The User may delete this information at any time.

Personal data will be retained only for as long as necessary to fulfill the purposes for which it was collected or until the User requests its deletion.

The Controller may retain minimal information where reasonably necessary to address claims, comply with applicable obligations, or protect rights.

The Controller adopts reasonable technical and organizational measures proportionate to the risk to protect personal data, including:

• ●Encryption of data in transit.
• ●Restricted and controlled access.
• ●Use of secure technological infrastructure provided by specialized third parties.
• ●Periodic security controls and reviews.

Notwithstanding the above, the User acknowledges that no system is completely infallible.

Personal Data will not be sold or commercialized.

It may be processed by technology providers that provide infrastructure or support services, acting under the Controller’s instructions and subject to contractual confidentiality and security obligations.

In the event of international data transfers, the Controller will adopt reasonable contractual and organizational measures to ensure an adequate level of protection.

The User may exercise the following rights with respect to their personal data, as recognized by international data protection standards:

• ●Access their personal data.
• ●Request rectification of inaccurate or incomplete data.
• ●Request deletion of their data.
• ●Withdraw consent at any time.
• ●Request restriction of or object to processing.
• ●Request data portability, where technically feasible.

Requests may be submitted by writing to privacy@ceibo.me and will be addressed within a reasonable timeframe.

The Platform may use technical and functional cookies strictly necessary for its proper operation and to improve the user experience.

The Platform is not intended for persons under 18 years of age.

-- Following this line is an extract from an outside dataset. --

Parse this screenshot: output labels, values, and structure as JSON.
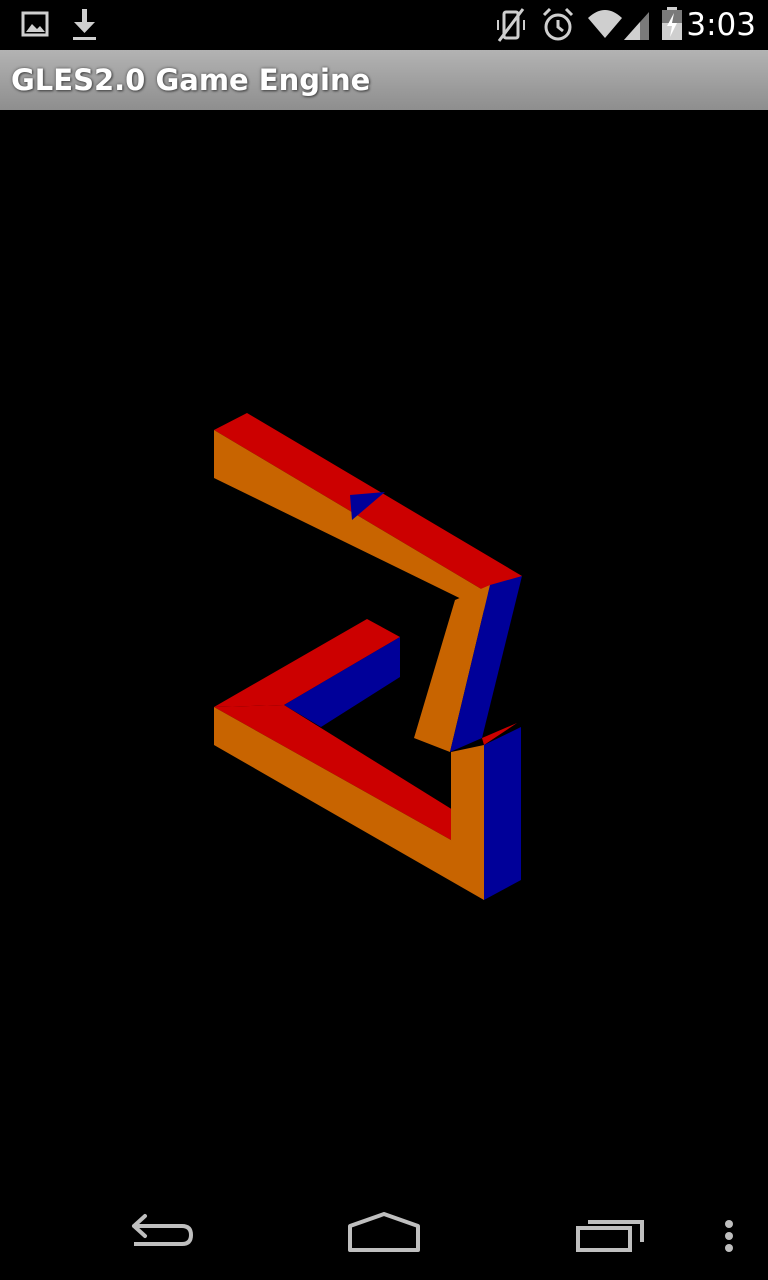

Personal data of minors is not intentionally collected. If such a situation is detected, the data will be deleted immediately.

The Controller may amend this Privacy Policy at any time. Updated versions will be published on the Platform and will enter into force upon publication.

This Policy establishes general principles for the protection of personal data applicable on a global level. Specific legal provisions of certain jurisdictions may, where applicable, be developed through supplementary annexes or addenda.